Pioneering Combinatorial Investigation to Unlock the Potential of Lithium Borosilicate Glasses as Solid Electrolytes

The development of solid-state electrolytes for lithium-ion batteries (LIBs) focuses on enhancing the safety, lifetime, and energy density. Lithium borosilicate glass ceramics (LBS) have garnered interest due to their electrochemical stability and deformability. However, achieving highly ionic conductive glasses requires fully glassy LBS compositions at high lithium contents and this remains a challenge. To date, only a handful of Li–B–Si–O compositions have been studied as prospective solid electrolytes. Herein, we developed the combinatorial synthesis of glasses by the melt-quench method. We adapted our high-throughput techniques to be able to obtain XRD, ionic conductivity, electronic conductivity, and the electrochemical stability window on these glasses. Furthermore, we designed a high-throughput softness measuring system with exceptional precision for effective determination of deformability and this test demonstrates excellent correlation with the glass transition temperature (a measurement that cannot be performed in high-throughput).
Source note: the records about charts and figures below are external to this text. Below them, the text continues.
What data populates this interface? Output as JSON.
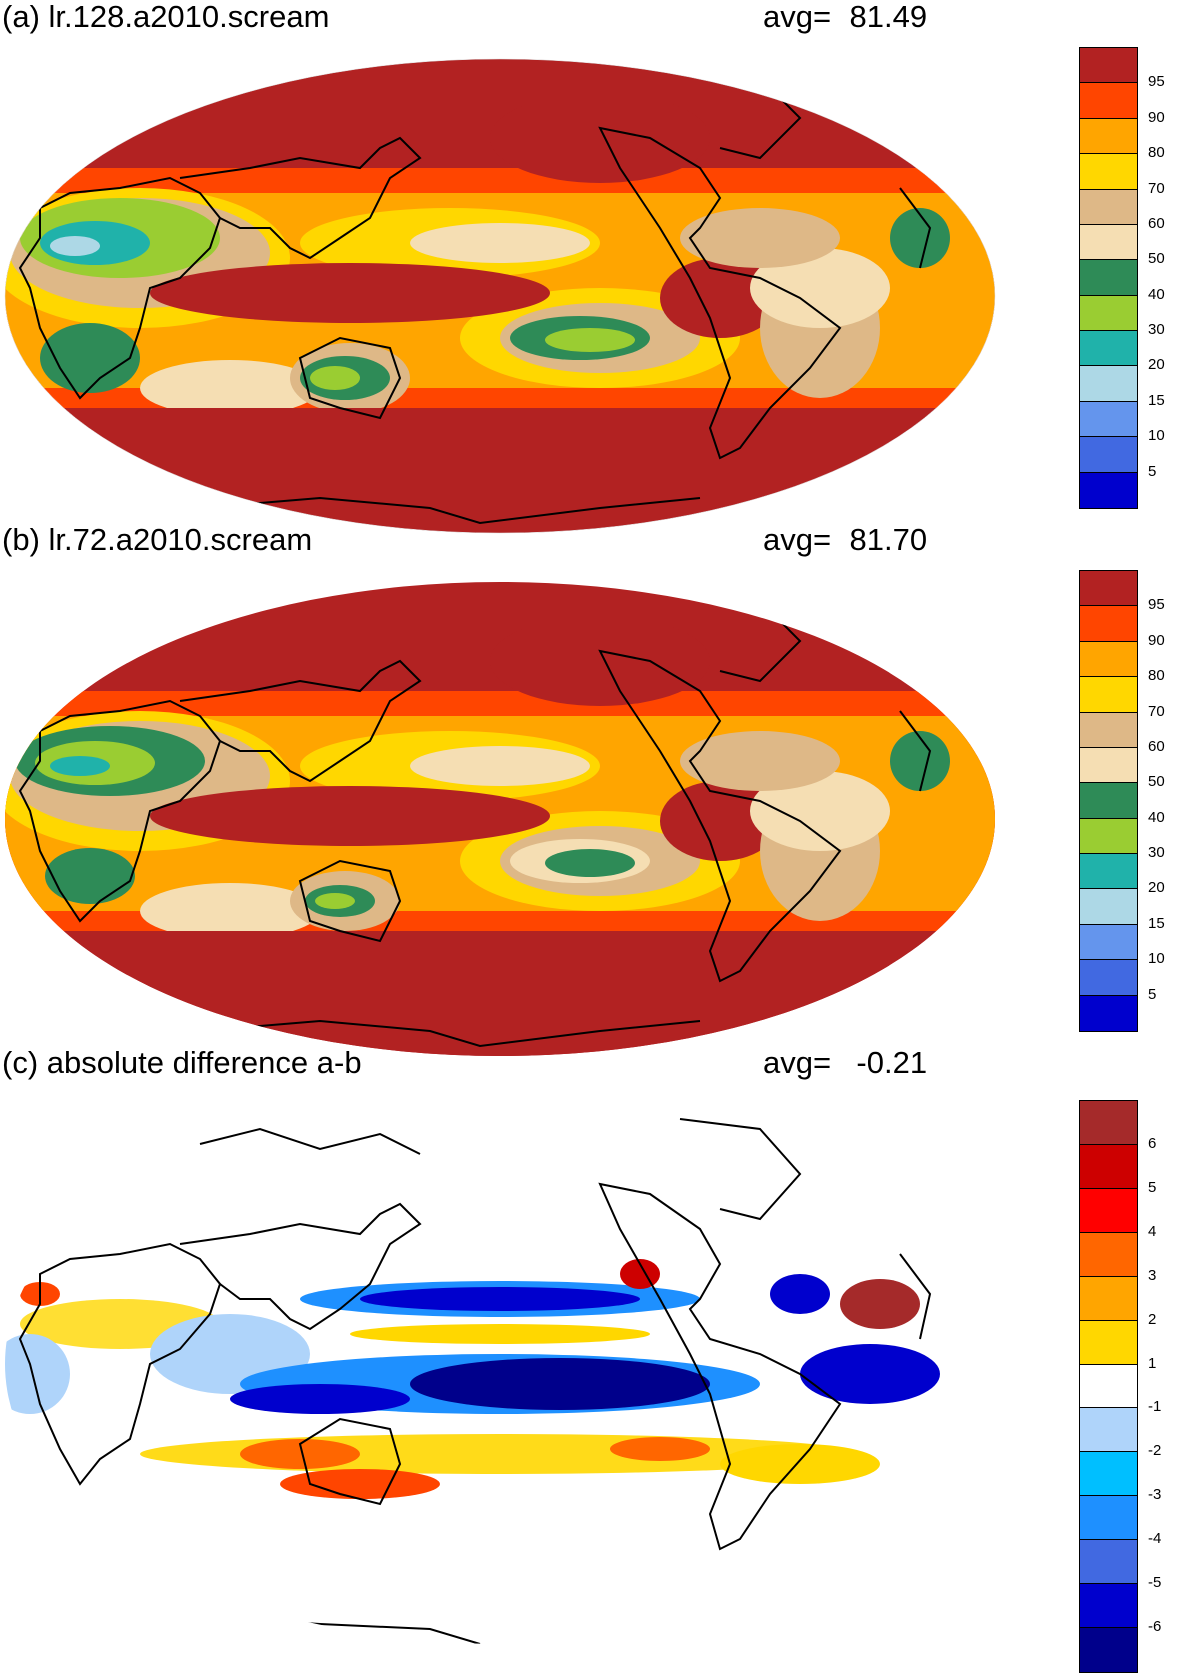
{
  "panels": [
    {
      "id": "a",
      "title": "(a) lr.128.a2010.scream",
      "avg_label": "avg=",
      "avg_value": "81.49",
      "colorbar": {
        "colors": [
          "#b22222",
          "#ff4500",
          "#ffa500",
          "#ffd700",
          "#deb887",
          "#f5deb3",
          "#2e8b57",
          "#9acd32",
          "#20b2aa",
          "#add8e6",
          "#6495ed",
          "#4169e1",
          "#0000cd"
        ],
        "labels": [
          "95",
          "90",
          "80",
          "70",
          "60",
          "50",
          "40",
          "30",
          "20",
          "15",
          "10",
          "5"
        ]
      }
    },
    {
      "id": "b",
      "title": "(b) lr.72.a2010.scream",
      "avg_label": "avg=",
      "avg_value": "81.70",
      "colorbar": {
        "colors": [
          "#b22222",
          "#ff4500",
          "#ffa500",
          "#ffd700",
          "#deb887",
          "#f5deb3",
          "#2e8b57",
          "#9acd32",
          "#20b2aa",
          "#add8e6",
          "#6495ed",
          "#4169e1",
          "#0000cd"
        ],
        "labels": [
          "95",
          "90",
          "80",
          "70",
          "60",
          "50",
          "40",
          "30",
          "20",
          "15",
          "10",
          "5"
        ]
      }
    },
    {
      "id": "c",
      "title": "(c) absolute difference a-b",
      "avg_label": "avg=",
      "avg_value": "-0.21",
      "colorbar": {
        "colors": [
          "#a52a2a",
          "#cd0000",
          "#ff0000",
          "#ff6600",
          "#ffa500",
          "#ffd700",
          "#ffffff",
          "#afd4fa",
          "#00bfff",
          "#1e90ff",
          "#4169e1",
          "#0000cd",
          "#00008b"
        ],
        "labels": [
          "6",
          "5",
          "4",
          "3",
          "2",
          "1",
          "-1",
          "-2",
          "-3",
          "-4",
          "-5",
          "-6"
        ]
      }
    }
  ]
}
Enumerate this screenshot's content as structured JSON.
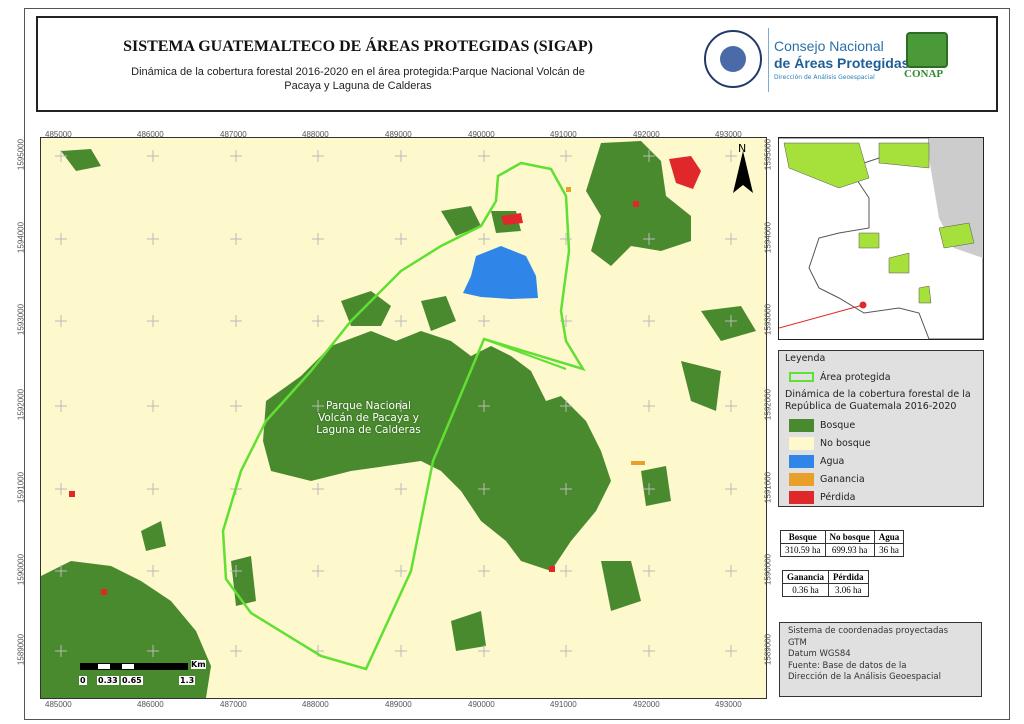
{
  "header": {
    "title": "SISTEMA GUATEMALTECO DE ÁREAS PROTEGIDAS  (SIGAP)",
    "subtitle": "Dinámica de la cobertura forestal 2016-2020 en el área protegida:Parque Nacional Volcán de Pacaya y  Laguna de Calderas",
    "logos": {
      "seal": "GOBIERNO DE LA REPÚBLICA GUATEMALA",
      "conap_line1": "Consejo Nacional",
      "conap_line2": "de Áreas Protegidas",
      "conap_line3": "Dirección de Análisis Geoespacial",
      "conap_short": "CONAP"
    }
  },
  "map": {
    "x_ticks": [
      "485000",
      "486000",
      "487000",
      "488000",
      "489000",
      "490000",
      "491000",
      "492000",
      "493000"
    ],
    "y_ticks": [
      "1595000",
      "1594000",
      "1593000",
      "1592000",
      "1591000",
      "1590000",
      "1589000"
    ],
    "area_label": "Parque Nacional Volcán de Pacaya y Laguna de Calderas",
    "north_label": "N",
    "scale": {
      "unit": "Km",
      "labels": [
        "0",
        "0.33",
        "0.65",
        "1.3"
      ]
    }
  },
  "legend": {
    "title": "Leyenda",
    "area": "Área protegida",
    "subtitle": "Dinámica de la cobertura forestal de la República de Guatemala 2016-2020",
    "items": [
      {
        "label": "Bosque",
        "color": "#4a8a2e"
      },
      {
        "label": "No bosque",
        "color": "#fdf9cd"
      },
      {
        "label": "Agua",
        "color": "#2f86e8"
      },
      {
        "label": "Ganancia",
        "color": "#e8a02a"
      },
      {
        "label": "Pérdida",
        "color": "#e0282a"
      }
    ]
  },
  "table1": {
    "headers": [
      "Bosque",
      "No bosque",
      "Agua"
    ],
    "values": [
      "310.59 ha",
      "699.93 ha",
      "36 ha"
    ]
  },
  "table2": {
    "headers": [
      "Ganancia",
      "Pérdida"
    ],
    "values": [
      "0.36 ha",
      "3.06 ha"
    ]
  },
  "info": [
    "Sistema de coordenadas proyectadas",
    "GTM",
    "Datum WGS84",
    "Fuente: Base de datos de la",
    "Dirección de la Análisis Geoespacial"
  ]
}
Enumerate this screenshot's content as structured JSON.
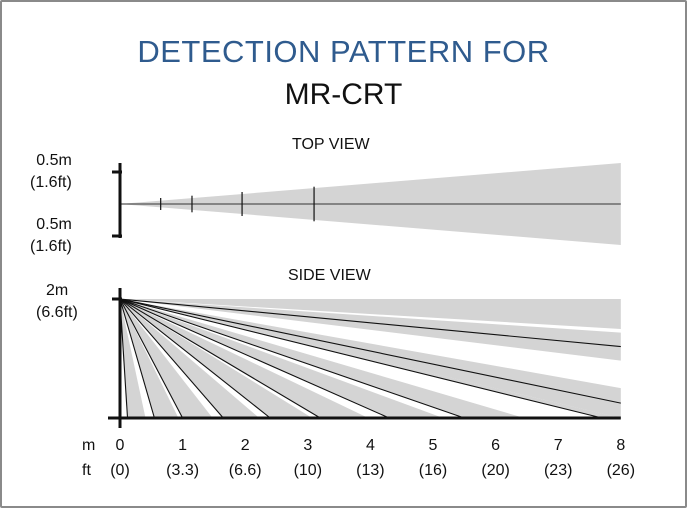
{
  "title": {
    "line1": "DETECTION PATTERN FOR",
    "line2": "MR-CRT"
  },
  "top_view": {
    "label": "TOP VIEW",
    "upper_label_m": "0.5m",
    "upper_label_ft": "(1.6ft)",
    "lower_label_m": "0.5m",
    "lower_label_ft": "(1.6ft)",
    "cone_half_width_m_at_8m": 0.34,
    "center_tick_positions_m": [
      0.65,
      1.15,
      1.95,
      3.1
    ]
  },
  "side_view": {
    "label": "SIDE VIEW",
    "height_label_m": "2m",
    "height_label_ft": "(6.6ft)",
    "beam_floor_reach_m": [
      0.12,
      0.55,
      1.0,
      1.65,
      2.4,
      3.2,
      4.3,
      5.5,
      7.7
    ],
    "beam_end_height_m_at_8m": [
      1.2,
      0.25
    ]
  },
  "axis": {
    "unit_m": "m",
    "unit_ft": "ft",
    "ticks_m": [
      "0",
      "1",
      "2",
      "3",
      "4",
      "5",
      "6",
      "7",
      "8"
    ],
    "ticks_ft": [
      "(0)",
      "(3.3)",
      "(6.6)",
      "(10)",
      "(13)",
      "(16)",
      "(20)",
      "(23)",
      "(26)"
    ]
  },
  "colors": {
    "title_blue": "#2f5b8e",
    "pattern_gray": "#d4d4d4",
    "line": "#111111"
  }
}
Our investigations explored the influence of composition in over 360 different combinations of Li–B–Si–X–O where X are substituents from a list of 55 elements. Low level substitution (1%) was found to increase the solubility of Li in the glasses which in turn dramatically increased the deformability and gave a moderate improvement in ionic conductivity. In addition, our study unveiled that substitutions have an impact on the electrochemical stability window with the Zn-substituted glass demonstrating a greater anodic stability limit compared to the unsubstituted LBS electrolyte. Overall, this study provides valuable insights into lithium borosilicate composition–property relations. Extending combinatorial techniques to the study of glassy solid electrolytes opens up many avenues for accelerated design of this class of materials.